Tengo ganas de volver. Tengo ganas de volver a hacer muchas cosas. Tengo ganas de volver a hacer muchas cosas mejor que antes. Quizá, mejor que nunca.
Tengo ganas de verte, y a la vez, tengo miedo. Pero te estoy viendo y te estoy soñando. Hey, vos... ¡andate de mis sueños! Siempre fuiste y volviste, siempre te manejaste a todo o nada. ¿Que querés ahora? ¿Que más te puedo dar que no te llevaste ya?
Perdí el rumbo a cambio de encontrarme a mi mismo. Tuve que vaciarme para ver si puedo volver a llenarme. A veces pienso que ya dejé la nube atrás, que puedo ver el cielo claro adelante, que puedo volar en paz. Pero lamentamblemente, aún no he visto ningún lado donde pueda posarme.
Solo tengo ganas de hacer nada. Y lo que realmente me preocupa es que siento que me conozco casi completamente. Entonces, ¿este es el verdadero yo? Me chupa todo un huevo y no estoy mal, no estoy deprimido. Estoy bien, estoy tranquilo. No me puedo comprometer a nada, y si no fuera porque la respiración es involuntaria, posiblemente tampoco podría comprometerme a eso. ¿Que hago? ¿Donde voy a ir a parar?
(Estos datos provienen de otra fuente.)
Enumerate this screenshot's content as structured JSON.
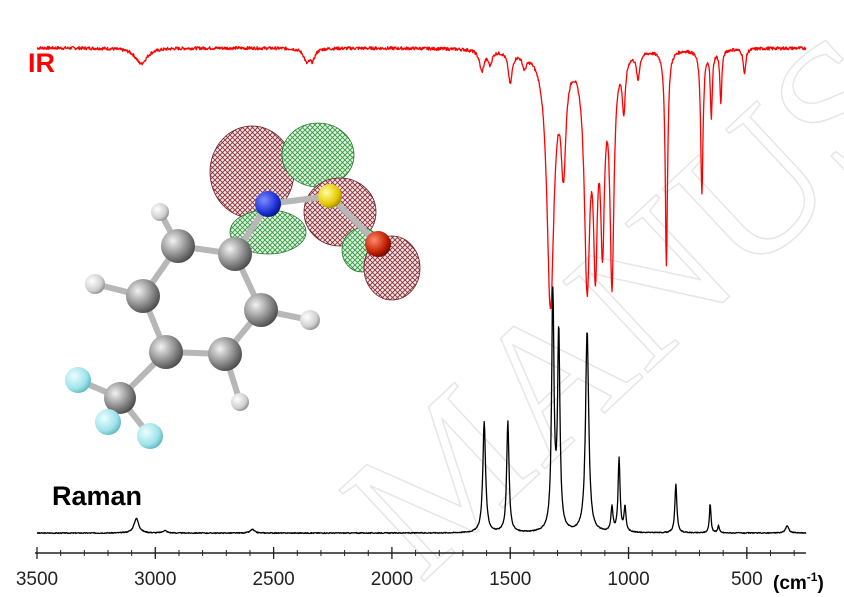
{
  "colors": {
    "ir": "#ff0000",
    "raman": "#000000",
    "axis": "#222222"
  },
  "chart_data": {
    "type": "line",
    "xlabel": "(cm-1)",
    "xlabel_base": "(cm",
    "xlabel_sup": "-1",
    "xlabel_close": ")",
    "xlim": [
      3500,
      250
    ],
    "x_reversed": true,
    "xticks": [
      3500,
      3000,
      2500,
      2000,
      1500,
      1000,
      500
    ],
    "xtick_labels": [
      "3500",
      "3000",
      "2500",
      "2000",
      "1500",
      "1000",
      "500"
    ],
    "series": [
      {
        "name": "IR",
        "baseline": 0.97,
        "bands": [
          [
            3060,
            0.06,
            30
          ],
          [
            2360,
            0.05,
            15
          ],
          [
            2335,
            0.04,
            12
          ],
          [
            1620,
            0.08,
            12
          ],
          [
            1585,
            0.05,
            10
          ],
          [
            1500,
            0.12,
            10
          ],
          [
            1440,
            0.05,
            10
          ],
          [
            1330,
            0.97,
            18
          ],
          [
            1275,
            0.4,
            12
          ],
          [
            1175,
            0.85,
            14
          ],
          [
            1140,
            0.7,
            10
          ],
          [
            1110,
            0.65,
            10
          ],
          [
            1070,
            0.85,
            10
          ],
          [
            1020,
            0.2,
            8
          ],
          [
            960,
            0.1,
            8
          ],
          [
            840,
            0.82,
            6
          ],
          [
            690,
            0.55,
            6
          ],
          [
            650,
            0.25,
            5
          ],
          [
            610,
            0.2,
            5
          ],
          [
            510,
            0.1,
            6
          ]
        ]
      },
      {
        "name": "Raman",
        "baseline": 0.02,
        "bands": [
          [
            3080,
            0.06,
            12
          ],
          [
            2960,
            0.01,
            10
          ],
          [
            2590,
            0.015,
            10
          ],
          [
            1610,
            0.45,
            7
          ],
          [
            1510,
            0.45,
            6
          ],
          [
            1320,
            0.97,
            6
          ],
          [
            1295,
            0.8,
            6
          ],
          [
            1175,
            0.82,
            8
          ],
          [
            1070,
            0.1,
            5
          ],
          [
            1040,
            0.3,
            5
          ],
          [
            1015,
            0.1,
            5
          ],
          [
            800,
            0.2,
            5
          ],
          [
            655,
            0.12,
            4
          ],
          [
            620,
            0.03,
            4
          ],
          [
            330,
            0.03,
            8
          ]
        ]
      }
    ],
    "labels": {
      "ir": "IR",
      "raman": "Raman"
    },
    "grid": false,
    "inset": "molecule-with-orbital"
  },
  "watermark": "MANUSCRIPT"
}
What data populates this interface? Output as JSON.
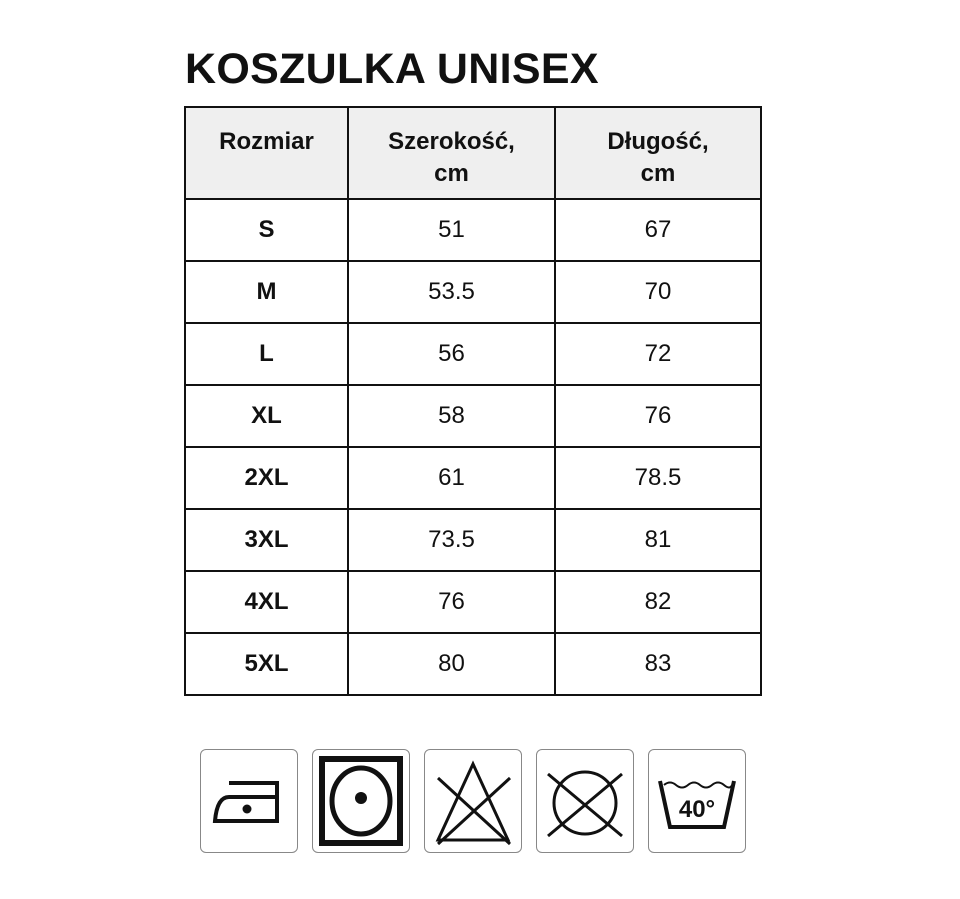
{
  "title": "KOSZULKA UNISEX",
  "table": {
    "headers": [
      "Rozmiar",
      "Szerokość,\ncm",
      "Długość,\ncm"
    ],
    "header_lines": [
      [
        "Rozmiar"
      ],
      [
        "Szerokość,",
        "cm"
      ],
      [
        "Długość,",
        "cm"
      ]
    ],
    "rows": [
      [
        "S",
        "51",
        "67"
      ],
      [
        "M",
        "53.5",
        "70"
      ],
      [
        "L",
        "56",
        "72"
      ],
      [
        "XL",
        "58",
        "76"
      ],
      [
        "2XL",
        "61",
        "78.5"
      ],
      [
        "3XL",
        "73.5",
        "81"
      ],
      [
        "4XL",
        "76",
        "82"
      ],
      [
        "5XL",
        "80",
        "83"
      ]
    ]
  },
  "care_icons": [
    {
      "name": "iron-low-heat-icon"
    },
    {
      "name": "tumble-dry-icon"
    },
    {
      "name": "do-not-bleach-icon"
    },
    {
      "name": "do-not-dry-clean-icon"
    },
    {
      "name": "wash-40-icon",
      "label": "40°"
    }
  ]
}
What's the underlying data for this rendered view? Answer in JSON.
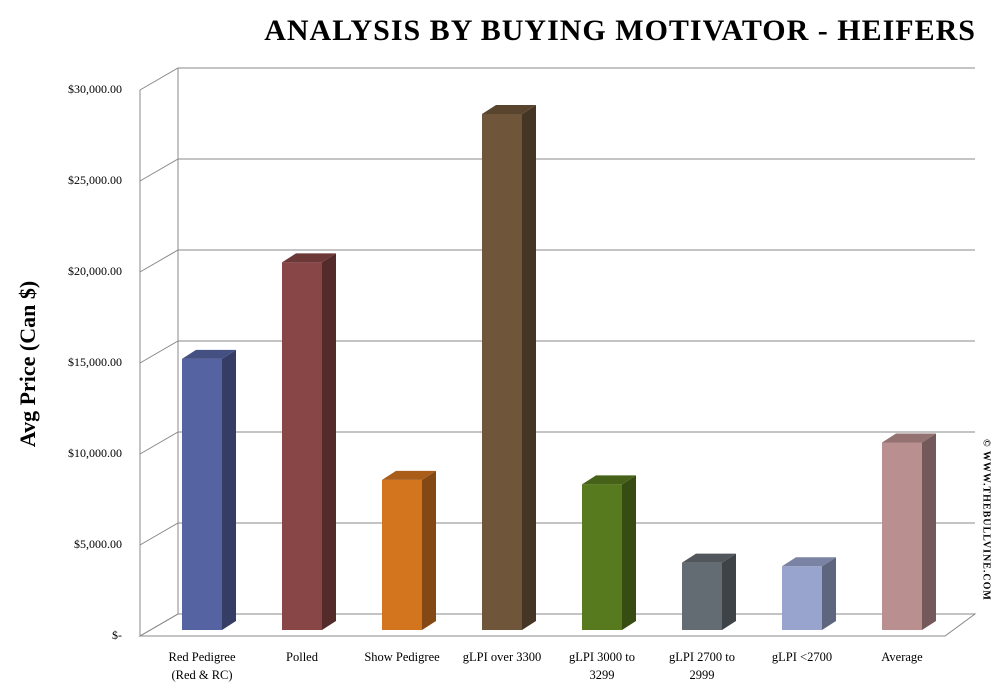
{
  "chart_data": {
    "type": "bar3d",
    "title": "ANALYSIS BY BUYING MOTIVATOR - HEIFERS",
    "y_label": "Avg Price (Can $)",
    "watermark": "© WWW.THEBULLVINE.COM",
    "categories": [
      "Red Pedigree\n(Red & RC)",
      "Polled",
      "Show Pedigree",
      "gLPI over 3300",
      "gLPI 3000 to\n3299",
      "gLPI 2700 to\n2999",
      "gLPI <2700",
      "Average"
    ],
    "values": [
      14900,
      20200,
      8250,
      28350,
      8000,
      3700,
      3500,
      10300
    ],
    "colors": [
      "#5563a3",
      "#884646",
      "#d3741e",
      "#6f563a",
      "#587a1e",
      "#646c73",
      "#98a4cd",
      "#b98f8f"
    ],
    "ylim": [
      0,
      30000
    ],
    "yticks": [
      {
        "value": 0,
        "label": "$-"
      },
      {
        "value": 5000,
        "label": "$5,000.00"
      },
      {
        "value": 10000,
        "label": "$10,000.00"
      },
      {
        "value": 15000,
        "label": "$15,000.00"
      },
      {
        "value": 20000,
        "label": "$20,000.00"
      },
      {
        "value": 25000,
        "label": "$25,000.00"
      },
      {
        "value": 30000,
        "label": "$30,000.00"
      }
    ],
    "grid": true
  }
}
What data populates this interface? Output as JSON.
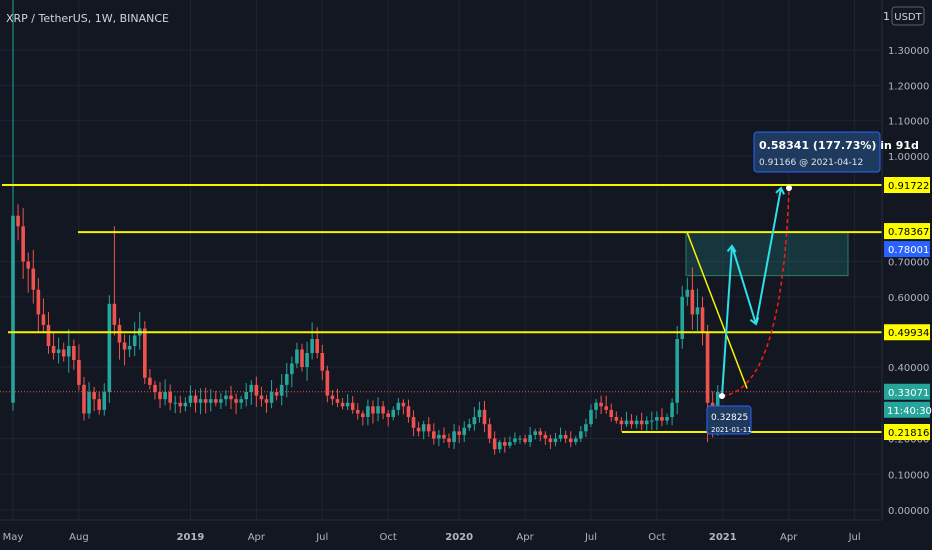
{
  "header": {
    "symbol_line": "XRP / TetherUS, 1W, BINANCE",
    "currency_button": "USDT",
    "currency_prefix": "1"
  },
  "chart_data": {
    "type": "candlestick",
    "y_axis": {
      "range": [
        0.0,
        1.4
      ],
      "ticks": [
        {
          "v": 1.3,
          "label": "1.30000"
        },
        {
          "v": 1.2,
          "label": "1.20000"
        },
        {
          "v": 1.1,
          "label": "1.10000"
        },
        {
          "v": 1.0,
          "label": "1.00000"
        },
        {
          "v": 0.7,
          "label": "0.70000"
        },
        {
          "v": 0.6,
          "label": "0.60000"
        },
        {
          "v": 0.4,
          "label": "0.40000"
        },
        {
          "v": 0.2,
          "label": "0.20000"
        },
        {
          "v": 0.1,
          "label": "0.10000"
        },
        {
          "v": 0.0,
          "label": "0.00000"
        }
      ]
    },
    "x_axis": {
      "ticks": [
        {
          "week": 0,
          "label": "May"
        },
        {
          "week": 13,
          "label": "Aug"
        },
        {
          "week": 35,
          "label": "2019"
        },
        {
          "week": 48,
          "label": "Apr"
        },
        {
          "week": 61,
          "label": "Jul"
        },
        {
          "week": 74,
          "label": "Oct"
        },
        {
          "week": 88,
          "label": "2020"
        },
        {
          "week": 101,
          "label": "Apr"
        },
        {
          "week": 114,
          "label": "Jul"
        },
        {
          "week": 127,
          "label": "Oct"
        },
        {
          "week": 140,
          "label": "2021"
        },
        {
          "week": 153,
          "label": "Apr"
        },
        {
          "week": 166,
          "label": "Jul"
        }
      ]
    },
    "last_close": 0.33071,
    "closes": [
      0.83,
      0.8,
      0.7,
      0.68,
      0.62,
      0.55,
      0.52,
      0.46,
      0.44,
      0.45,
      0.43,
      0.46,
      0.42,
      0.35,
      0.27,
      0.33,
      0.31,
      0.28,
      0.33,
      0.58,
      0.52,
      0.47,
      0.45,
      0.46,
      0.49,
      0.51,
      0.37,
      0.35,
      0.33,
      0.31,
      0.33,
      0.3,
      0.3,
      0.29,
      0.3,
      0.32,
      0.3,
      0.31,
      0.3,
      0.31,
      0.3,
      0.31,
      0.32,
      0.31,
      0.3,
      0.31,
      0.33,
      0.35,
      0.32,
      0.31,
      0.3,
      0.33,
      0.32,
      0.35,
      0.38,
      0.41,
      0.45,
      0.4,
      0.44,
      0.48,
      0.44,
      0.39,
      0.32,
      0.31,
      0.3,
      0.29,
      0.3,
      0.28,
      0.27,
      0.26,
      0.29,
      0.27,
      0.29,
      0.27,
      0.26,
      0.28,
      0.3,
      0.29,
      0.26,
      0.23,
      0.22,
      0.24,
      0.22,
      0.2,
      0.21,
      0.2,
      0.19,
      0.22,
      0.21,
      0.23,
      0.24,
      0.26,
      0.28,
      0.24,
      0.2,
      0.17,
      0.19,
      0.18,
      0.19,
      0.2,
      0.2,
      0.19,
      0.21,
      0.22,
      0.21,
      0.2,
      0.19,
      0.2,
      0.21,
      0.2,
      0.19,
      0.2,
      0.22,
      0.24,
      0.28,
      0.3,
      0.29,
      0.28,
      0.26,
      0.25,
      0.24,
      0.25,
      0.24,
      0.25,
      0.24,
      0.25,
      0.25,
      0.26,
      0.25,
      0.26,
      0.3,
      0.48,
      0.6,
      0.62,
      0.55,
      0.57,
      0.5,
      0.3,
      0.22,
      0.33071
    ],
    "levels": [
      {
        "value": 0.91722,
        "label": "0.91722"
      },
      {
        "value": 0.78367,
        "label": "0.78367"
      },
      {
        "value": 0.78001,
        "label": "0.78001"
      },
      {
        "value": 0.49934,
        "label": "0.49934"
      },
      {
        "value": 0.21816,
        "label": "0.21816"
      }
    ],
    "countdown": "11:40:30",
    "measure": {
      "change_label": "0.58341 (177.73%) in 91d",
      "target_label": "0.91166 @ 2021-04-12",
      "start_price": "0.32825",
      "start_date": "2021-01-11"
    }
  }
}
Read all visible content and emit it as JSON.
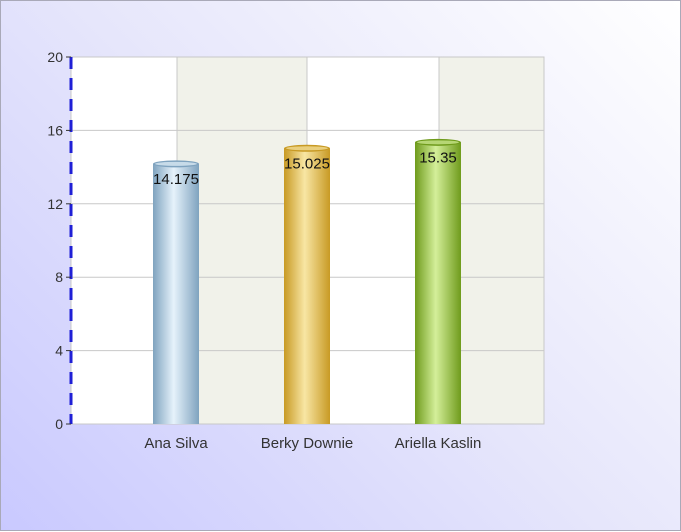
{
  "chart_data": {
    "type": "bar",
    "categories": [
      "Ana Silva",
      "Berky Downie",
      "Ariella Kaslin"
    ],
    "values": [
      14.175,
      15.025,
      15.35
    ],
    "data_labels": [
      "14.175",
      "15.025",
      "15.35"
    ],
    "y_ticks": [
      "0",
      "4",
      "8",
      "12",
      "16",
      "20"
    ],
    "ylim": [
      0,
      20
    ],
    "grid": true,
    "legend": "none",
    "colors": {
      "bar_light": [
        "#e6f2fb",
        "#f8e6a4",
        "#d4ef9a"
      ],
      "bar_dark": [
        "#7fa3bf",
        "#c89a24",
        "#6f9b1c"
      ],
      "axis": "#1f1fd6",
      "grid": "#c8c8c8",
      "band": "#f1f2ea"
    }
  }
}
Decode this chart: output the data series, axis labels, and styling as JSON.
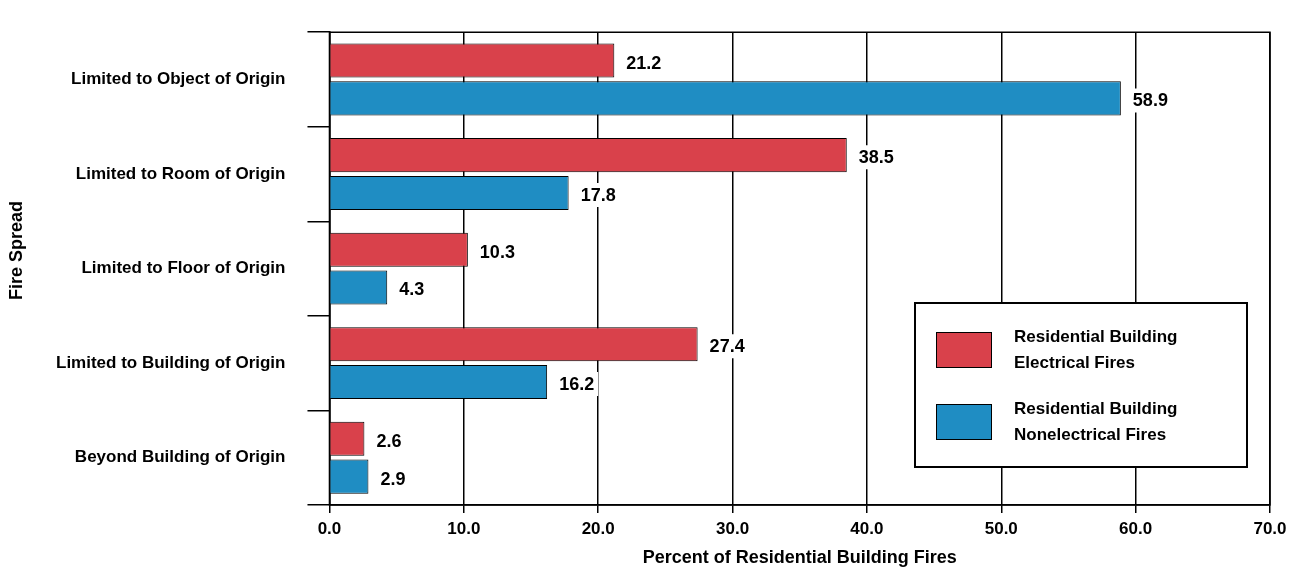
{
  "chart_data": {
    "type": "bar",
    "orientation": "horizontal",
    "xlabel": "Percent of Residential Building Fires",
    "ylabel": "Fire Spread",
    "categories": [
      "Limited to Object of Origin",
      "Limited to Room of Origin",
      "Limited to Floor of Origin",
      "Limited to Building of Origin",
      "Beyond Building of Origin"
    ],
    "series": [
      {
        "name": "Residential Building Electrical Fires",
        "color": "#d9414b",
        "values": [
          21.2,
          38.5,
          10.3,
          27.4,
          2.6
        ]
      },
      {
        "name": "Residential Building Nonelectrical Fires",
        "color": "#1f8dc3",
        "values": [
          58.9,
          17.8,
          4.3,
          16.2,
          2.9
        ]
      }
    ],
    "xlim": [
      0,
      70
    ],
    "xticks": [
      {
        "value": 0,
        "label": "0.0"
      },
      {
        "value": 10,
        "label": "10.0"
      },
      {
        "value": 20,
        "label": "20.0"
      },
      {
        "value": 30,
        "label": "30.0"
      },
      {
        "value": 40,
        "label": "40.0"
      },
      {
        "value": 50,
        "label": "50.0"
      },
      {
        "value": 60,
        "label": "60.0"
      },
      {
        "value": 70,
        "label": "70.0"
      }
    ],
    "grid": "x",
    "legend": "bottom right",
    "data_labels": true
  }
}
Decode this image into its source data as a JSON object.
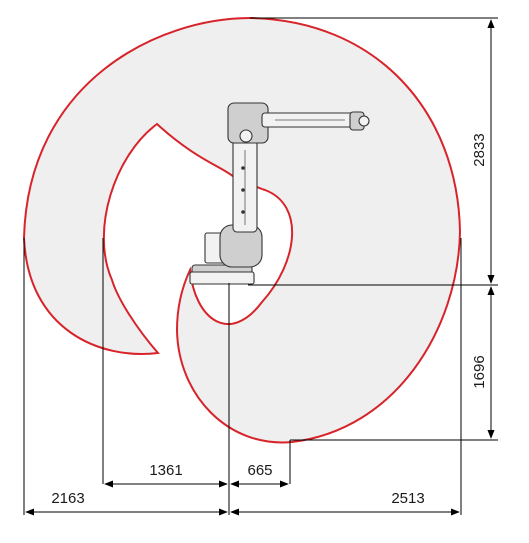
{
  "diagram": {
    "dimensions": {
      "reach_left": "2163",
      "reach_right": "2513",
      "inner_left": "1361",
      "inner_right": "665",
      "height_top": "2833",
      "height_bottom": "1696"
    },
    "colors": {
      "envelope_outline": "#d7242a",
      "envelope_fill": "#efefef",
      "dimension_line": "#000000"
    }
  }
}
Me asusta, me preocupa y -eso si- me deprime un poco, descubrir un poco más cada día que casi todo lo que hago o hice, lo hago por alguien más, ya sea para igualarlo, superarlo o porque significa algo para esa persona. ¿Por mi? No, nada. Creo que nunca hice nada por mi, y ahora que podría, y ahora que no le debo absolutamente ninguna explicación a nadie, no tengo ganas. No tengo nada que hacer por nadie. No tengo nada que hacer.
Apatía. Pesimismo. Me chupa un huevo. Vos y tus sentimientos. Vos y tus provocaciones. Vos y tus inseguridades. Vos y las personas a las que extrañás. Vos y tu arte, tus deseos que se frustran todo el tiempo, vos y tus idas y venidas, vos y tu abandono. Vos y tu estupidez, tu inmadurez y tus mambos. Tu risa estúpida e inoportuna. Las noches frías en las rocas, las tardes de domingo en la plaza cercana a tu casa y aquella noche en las hamacas. El abrazo y el beso apurado en la Terminal, mis lágrimas en la estación de trenes, las noches en el entrepiso de tu edificio, el beso en esa casa revestida de rocas y la cueva que armamos con frazadas en tu sillón aquella noche que teníamos miedo de nosotros mismos. La noche que estábamos borrachos y nos manteníamos mutuamente despiertos en el colectivo, aquella noche por Devoto donde te dejé de ver, la tarde de la mudanza donde limpiamos la heladera y la noche que no dormimos haciendo el amor. El sabor a sangre en cada beso.
Dos acordes y se me desafina la guitarra. Dos palabras y se me van las ganas de cantar. Dos hojas y me aburrí del texto. Dos horas y me canso de viajar. Dame dos de cada uno. ¿Me regalás los que yo quiera? No gracias, no tengo donde llevarlos ni nadie a quien darselos. Se me van a caer, y no quiero dejar un rastro para donde voy. C'est une bêtise.